Le réveil indigné de Fred Dubé

Reçu comme une bouffée d’air frais — ou comme une claque sur la gueule salutaire, c’est selon —, son premier spectacle solo Terroriste blanc d’Amérique fit salle comble l’an dernier à Zoofest, lui valant le prix Coup de coeur. Fred Dubé rempile cette année avec une deuxième proposition au titre tout aussi évocateur : L’ignorance fait plus de victimes que le cancer. Déjà, on entend les rires jubilatoires concurrencer les grincements de dents. C’est que, pour informé et réfléchi qu’il soit, l’humour de Fred Dubé ne donne guère dans la rectitude politique.
« J’aime les titres coups-de-poing, un peu choquants, confirme le principal intéressé. J’ai voulu faire allusion à une maladie qui, sans remettre en cause sa gravité, est à la mode. On en parle énormément, on organise des marches, on monte des campagnes de sensibilisation, et c’est ben correct, mais pourquoi n’en fait-on pas autant pour l’ignorance ? »
Parant à tout malentendu, Fred Dubé y va d’une précision intéressante : « Les gens qui m’entourent, les gens qui viennent à mes spectacles, les gens que je croise : ce sont tous des gens intelligents, mais qui vivent dans une société qui ne leur donne pas les outils nécessaires pour vivre une vie intelligente. »
Ce qui nous ramène au titre choisit par l’humoriste originaire de Rimouski. « Je me suis inspiré de George Orwell, l’auteur du roman 1984, qui a écrit : “La dictature s’épanouit sur le terreau de l’ignorance.” Moi, j’estime qu’on en est là.

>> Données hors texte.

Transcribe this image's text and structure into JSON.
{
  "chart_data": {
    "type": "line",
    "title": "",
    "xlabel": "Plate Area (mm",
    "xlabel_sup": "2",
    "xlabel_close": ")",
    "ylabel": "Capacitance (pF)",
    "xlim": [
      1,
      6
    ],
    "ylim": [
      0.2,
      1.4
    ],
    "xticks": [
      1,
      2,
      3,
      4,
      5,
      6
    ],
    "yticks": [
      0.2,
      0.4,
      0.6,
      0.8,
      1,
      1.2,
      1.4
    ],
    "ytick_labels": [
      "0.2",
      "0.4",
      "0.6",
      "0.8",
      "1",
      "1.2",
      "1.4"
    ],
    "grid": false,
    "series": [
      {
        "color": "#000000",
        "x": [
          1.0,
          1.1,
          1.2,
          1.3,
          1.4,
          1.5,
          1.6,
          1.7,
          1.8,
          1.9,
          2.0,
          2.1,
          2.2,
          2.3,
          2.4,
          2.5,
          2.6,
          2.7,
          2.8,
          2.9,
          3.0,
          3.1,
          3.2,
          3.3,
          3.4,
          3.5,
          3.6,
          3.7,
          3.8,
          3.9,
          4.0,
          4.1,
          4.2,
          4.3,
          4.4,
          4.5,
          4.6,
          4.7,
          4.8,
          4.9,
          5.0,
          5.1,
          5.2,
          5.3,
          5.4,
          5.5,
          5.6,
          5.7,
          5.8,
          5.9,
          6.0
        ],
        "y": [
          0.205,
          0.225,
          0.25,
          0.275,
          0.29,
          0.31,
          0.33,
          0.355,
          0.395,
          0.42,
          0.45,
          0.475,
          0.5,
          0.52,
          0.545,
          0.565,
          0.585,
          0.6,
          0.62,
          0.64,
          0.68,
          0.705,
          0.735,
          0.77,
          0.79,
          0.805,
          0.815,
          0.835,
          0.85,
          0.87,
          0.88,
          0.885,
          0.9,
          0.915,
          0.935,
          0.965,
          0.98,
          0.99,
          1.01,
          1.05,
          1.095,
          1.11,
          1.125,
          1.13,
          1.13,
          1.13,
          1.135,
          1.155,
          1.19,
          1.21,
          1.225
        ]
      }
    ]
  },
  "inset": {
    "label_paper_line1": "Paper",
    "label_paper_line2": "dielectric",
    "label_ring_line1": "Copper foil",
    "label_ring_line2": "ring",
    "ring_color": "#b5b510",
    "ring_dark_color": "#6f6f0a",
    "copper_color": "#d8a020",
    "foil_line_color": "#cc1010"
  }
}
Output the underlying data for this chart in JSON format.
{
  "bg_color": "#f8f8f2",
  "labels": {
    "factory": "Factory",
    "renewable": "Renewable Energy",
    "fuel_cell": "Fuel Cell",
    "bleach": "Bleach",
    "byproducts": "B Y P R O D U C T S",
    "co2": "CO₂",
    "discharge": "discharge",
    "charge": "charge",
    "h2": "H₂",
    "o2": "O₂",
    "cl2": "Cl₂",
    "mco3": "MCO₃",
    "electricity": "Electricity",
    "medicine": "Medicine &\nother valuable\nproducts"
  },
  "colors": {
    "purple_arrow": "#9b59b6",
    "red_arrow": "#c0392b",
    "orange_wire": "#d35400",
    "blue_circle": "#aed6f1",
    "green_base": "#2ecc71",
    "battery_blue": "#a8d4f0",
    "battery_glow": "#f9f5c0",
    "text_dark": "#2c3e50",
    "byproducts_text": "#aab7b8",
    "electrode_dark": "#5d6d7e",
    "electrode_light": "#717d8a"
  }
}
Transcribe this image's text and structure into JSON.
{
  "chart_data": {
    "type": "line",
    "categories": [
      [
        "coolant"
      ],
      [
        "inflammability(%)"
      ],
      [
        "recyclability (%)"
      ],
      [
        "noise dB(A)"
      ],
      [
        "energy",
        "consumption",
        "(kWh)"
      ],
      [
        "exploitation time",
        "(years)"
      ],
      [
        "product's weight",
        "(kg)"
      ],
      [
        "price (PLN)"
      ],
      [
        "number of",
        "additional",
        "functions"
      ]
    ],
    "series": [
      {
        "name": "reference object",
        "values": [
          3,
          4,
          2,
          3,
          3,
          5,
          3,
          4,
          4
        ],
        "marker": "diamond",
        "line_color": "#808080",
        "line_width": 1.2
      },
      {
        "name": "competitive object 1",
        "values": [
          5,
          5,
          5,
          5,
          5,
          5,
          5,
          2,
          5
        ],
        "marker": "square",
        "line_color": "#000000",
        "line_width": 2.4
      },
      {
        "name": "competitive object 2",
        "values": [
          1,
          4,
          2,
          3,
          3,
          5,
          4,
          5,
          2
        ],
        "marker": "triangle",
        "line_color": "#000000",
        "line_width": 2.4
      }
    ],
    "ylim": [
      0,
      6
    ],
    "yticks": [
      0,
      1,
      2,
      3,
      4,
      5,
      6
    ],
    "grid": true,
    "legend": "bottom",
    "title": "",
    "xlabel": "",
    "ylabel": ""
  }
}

Je crois que l’ignorance, on l’entretient, on la cultive, parce qu’un peuple inculte est plus facile non pas à gouverner, mais à contrôler. »
Le pouvoir pour cible
On l’aura compris, le pouvoir est la principale cible de Fred Dubé. Le pouvoir dans toutes ses déclinaisons : le politique exécutif (premier pouvoir), le politique législatif (deuxième pouvoir), le judiciaire (troisième pouvoir), sans oublier le médiatique (quatrième pouvoir).
Pour le compte, Fred Dubé poursuit ici une exploration critique déjà bien entamée dans Terroriste blanc d’Amérique, qu’il vient justement de présenter en reprise à Zoofest avec un succès renouvelé. « Je reprends où j’ai laissé, oui. Les deux spectacles ayant été écrits à un an et demi d’intervalle à peine, la mouvance est similaire. J’ai vraiment découvert ma “talle” créative. »
Une « talle » bien fournie qu’il explore depuis quelques années, la démarche de Fred Dubé ne découlant pas d’une épiphanie, mais résultant plutôt d’une série de petites prises de conscience successives. « Le printemps étudiant a été un de ces moments », confie-t-il.
À force de constats, un gars s’éveille, puis se renseigne. « Je suis quelqu’un qui veut comprendre ce qui se passe. Pour y arriver, je lis tant que je peux. Mon spectacle, c’est un condensé de la pensée d’intellectuels pas mal plus futés que moi : Pierre Vallières et son Nègres blancs d’Amérique, un livre rempli d’amour ; Michel Chartrand, Noam Chomsky… Illusions, de Simon Tremblay-Pépin, offre un bon résumé de la patente médiatique. »
Et l’indignation de monter, monter… Or, pour que celle-ci ne soit pas vaine, il faut la transcender. Dans le cas de Fred Dubé, ça passe par le rire. « Ma force étant l’humour, c’est le moyen que je prends pour propager la réflexion de ces penseurs qui m’inspirent. » C’est déjà beaucoup.